See Martyn Williams’ article for the full details, but here’s the 2 cent version. Back in April 2010 “Apple investigators discovered a Microsoft Entourage database of e-mails and a cache of Hotmail and Gmail messages on Devine’s Apple-supplied laptop. The company took a copy of the drive and began working through its contents,” and as for what they found Apple says “the e-mails contained details of payments, and the supply of confidential information that began in October 2006 with a Singaporean company called Jin Li Mould Manufacturing.”
This is happening. Employees are using private e-mail accounts to transfer confidential company information, but really, how often is this happening?
“Not only is it common, but it’s startling in its frequency,” said Ipswitch’s own Hugh Garber, recently quoted in a ComputerWorld article.
Garber goes on to say that it’s not always done with bad intentions and that “of course, most of that privileged information misuse is not malicious. Many of the times, it’s your hardest-working employees just trying to get the job done.”
To Hugh’s point, that’s true. I know that in other jobs that I’ve had I’ve emailed spreadsheets or word docs home (to my Yahoo account) to work on so I wouldn’t have to schlep my laptop home.
But what about the “other” kind? How do you deal with the malicious kind?
“I received your e-mail on my Apple account. Please avoid using that e-mail as Apple IT team will randomly scan e-mails for suspicious e-mail communications for forecast, cost and new model information.”
Alleged email written by Paul Shim Devine on Sept. 16, 2008.
Ok, that’s one way.

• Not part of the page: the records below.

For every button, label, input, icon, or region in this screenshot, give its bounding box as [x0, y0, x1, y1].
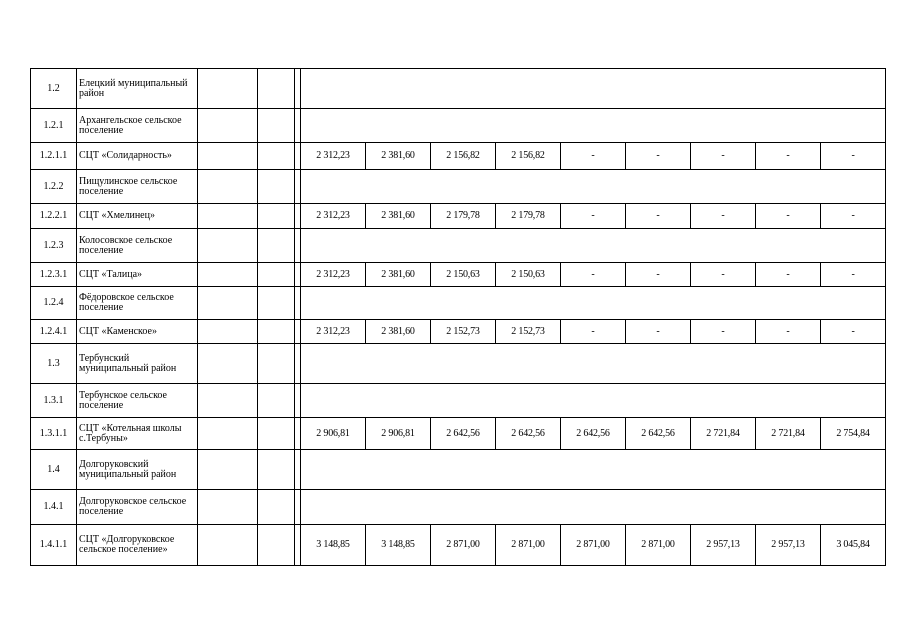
blank-cell	[198, 525, 258, 566]
table-row	[31, 109, 886, 143]
value-cell: 2 957,13	[691, 525, 756, 566]
value-cell: -	[691, 204, 756, 229]
row-name: СЦТ «Каменское»	[77, 320, 198, 344]
value-cell: -	[756, 143, 821, 170]
value-cell: 2 381,60	[366, 204, 431, 229]
value-cell: 2 312,23	[301, 263, 366, 287]
row-name: Фёдоровское сельское поселение	[77, 287, 198, 320]
table-body	[31, 69, 886, 566]
value-cell: -	[691, 143, 756, 170]
value-cell: 3 148,85	[366, 525, 431, 566]
value-cell: -	[821, 263, 886, 287]
merged-blank-cell	[301, 109, 886, 143]
row-name: Елецкий муниципальный район	[77, 69, 198, 109]
value-cell: 3 148,85	[301, 525, 366, 566]
value-cell: 2 381,60	[366, 263, 431, 287]
blank-cell	[198, 170, 258, 204]
row-number: 1.2.4	[31, 287, 77, 320]
value-cell: 2 871,00	[431, 525, 496, 566]
value-cell: -	[626, 204, 691, 229]
row-number: 1.2.1	[31, 109, 77, 143]
row-name: СЦТ «Солидарность»	[77, 143, 198, 170]
blank-cell	[258, 490, 295, 525]
blank-cell	[258, 320, 295, 344]
blank-cell	[198, 450, 258, 490]
value-cell: 2 906,81	[301, 418, 366, 450]
value-cell: -	[756, 204, 821, 229]
blank-cell	[198, 143, 258, 170]
table-row	[31, 287, 886, 320]
table-row	[31, 450, 886, 490]
table-row	[31, 170, 886, 204]
merged-blank-cell	[301, 344, 886, 384]
row-name: Долгоруковское сельское поселение	[77, 490, 198, 525]
value-cell: 2 312,23	[301, 320, 366, 344]
blank-cell	[258, 143, 295, 170]
row-number: 1.3.1	[31, 384, 77, 418]
value-cell: 2 156,82	[496, 143, 561, 170]
row-number: 1.4.1	[31, 490, 77, 525]
table-row	[31, 69, 886, 109]
merged-blank-cell	[301, 384, 886, 418]
table-row	[31, 263, 886, 287]
blank-cell	[198, 263, 258, 287]
row-number: 1.3.1.1	[31, 418, 77, 450]
value-cell: 2 312,23	[301, 204, 366, 229]
row-number: 1.4	[31, 450, 77, 490]
row-number: 1.2.2.1	[31, 204, 77, 229]
table-row	[31, 320, 886, 344]
blank-cell	[198, 229, 258, 263]
table-row	[31, 384, 886, 418]
value-cell: 2 906,81	[366, 418, 431, 450]
blank-cell	[198, 320, 258, 344]
value-cell: 2 642,56	[561, 418, 626, 450]
blank-cell	[258, 263, 295, 287]
value-cell: -	[756, 320, 821, 344]
value-cell: -	[561, 204, 626, 229]
value-cell: 2 156,82	[431, 143, 496, 170]
value-cell: 2 642,56	[626, 418, 691, 450]
value-cell: -	[626, 263, 691, 287]
table-row	[31, 418, 886, 450]
row-name: Пищулинское сельское поселение	[77, 170, 198, 204]
blank-cell	[258, 204, 295, 229]
value-cell: -	[821, 143, 886, 170]
value-cell: -	[821, 204, 886, 229]
table-row	[31, 229, 886, 263]
row-number: 1.2.1.1	[31, 143, 77, 170]
value-cell: 2 152,73	[431, 320, 496, 344]
value-cell: 2 381,60	[366, 143, 431, 170]
merged-blank-cell	[301, 229, 886, 263]
row-name: Тербунское сельское поселение	[77, 384, 198, 418]
blank-cell	[258, 344, 295, 384]
blank-cell	[258, 69, 295, 109]
table-row	[31, 143, 886, 170]
row-number: 1.2.2	[31, 170, 77, 204]
value-cell: 2 721,84	[756, 418, 821, 450]
value-cell: 2 150,63	[496, 263, 561, 287]
value-cell: -	[561, 263, 626, 287]
row-number: 1.2.4.1	[31, 320, 77, 344]
merged-blank-cell	[301, 450, 886, 490]
value-cell: 2 179,78	[431, 204, 496, 229]
value-cell: 2 957,13	[756, 525, 821, 566]
value-cell: 2 721,84	[691, 418, 756, 450]
value-cell: 2 150,63	[431, 263, 496, 287]
value-cell: -	[756, 263, 821, 287]
value-cell: -	[691, 320, 756, 344]
blank-cell	[258, 109, 295, 143]
row-name: Архангельское сельское поселение	[77, 109, 198, 143]
row-name: СЦТ «Талица»	[77, 263, 198, 287]
row-name: СЦТ «Долгоруковское сельское поселение»	[77, 525, 198, 566]
blank-cell	[258, 450, 295, 490]
row-name: Тербунский муниципальный район	[77, 344, 198, 384]
value-cell: 2 871,00	[626, 525, 691, 566]
value-cell: 2 381,60	[366, 320, 431, 344]
blank-cell	[198, 384, 258, 418]
value-cell: 2 152,73	[496, 320, 561, 344]
value-cell: -	[821, 320, 886, 344]
row-name: СЦТ «Хмелинец»	[77, 204, 198, 229]
blank-cell	[198, 287, 258, 320]
row-number: 1.2.3.1	[31, 263, 77, 287]
value-cell: 3 045,84	[821, 525, 886, 566]
value-cell: 2 871,00	[561, 525, 626, 566]
value-cell: 2 642,56	[431, 418, 496, 450]
merged-blank-cell	[301, 170, 886, 204]
blank-cell	[198, 344, 258, 384]
blank-cell	[198, 418, 258, 450]
blank-cell	[258, 170, 295, 204]
row-name: Долгоруковский муниципальный район	[77, 450, 198, 490]
table-row	[31, 344, 886, 384]
value-cell: -	[626, 320, 691, 344]
blank-cell	[198, 69, 258, 109]
value-cell: -	[691, 263, 756, 287]
blank-cell	[258, 384, 295, 418]
table-row	[31, 204, 886, 229]
blank-cell	[258, 229, 295, 263]
blank-cell	[258, 525, 295, 566]
table-row	[31, 525, 886, 566]
value-cell: 2 871,00	[496, 525, 561, 566]
table-row	[31, 490, 886, 525]
blank-cell	[198, 204, 258, 229]
blank-cell	[198, 109, 258, 143]
row-name: Колосовское сельское поселение	[77, 229, 198, 263]
value-cell: -	[561, 320, 626, 344]
tariff-table	[30, 68, 886, 566]
merged-blank-cell	[301, 287, 886, 320]
blank-cell	[258, 418, 295, 450]
value-cell: -	[561, 143, 626, 170]
value-cell: -	[626, 143, 691, 170]
row-number: 1.3	[31, 344, 77, 384]
merged-blank-cell	[301, 69, 886, 109]
merged-blank-cell	[301, 490, 886, 525]
blank-cell	[258, 287, 295, 320]
value-cell: 2 642,56	[496, 418, 561, 450]
blank-cell	[198, 490, 258, 525]
value-cell: 2 754,84	[821, 418, 886, 450]
row-number: 1.2.3	[31, 229, 77, 263]
value-cell: 2 179,78	[496, 204, 561, 229]
row-number: 1.4.1.1	[31, 525, 77, 566]
row-number: 1.2	[31, 69, 77, 109]
value-cell: 2 312,23	[301, 143, 366, 170]
row-name: СЦТ «Котельная школы с.Тербуны»	[77, 418, 198, 450]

Randomly scanning emails for something suspicious. Seems like a good policy to have. Do you know where your organization is in terms of these kinds of policies?
“With hundreds of data breaches over the past five years resulting in multi-million-dollar consequences, it’s hard to believe that organizations still don’t have the right solutions in the right places to protect sensitive information,” said Frank Kenney, VP of Global Strategy at Ipswitch File Transfer. “You may be investing heavily on business applications and their inherent security requirements but if you’re not monitoring and enforcing policies with respect to the information moving both internally (between business applications and people) and externally (between you and your business partners and collaborators), the consequences are dire.”
And, with this issue in particular, we’d love to hear your thoughts. Do the numbers surprise you? What is your organization doing? Any crimes or misdemeanors you’d care to confess to?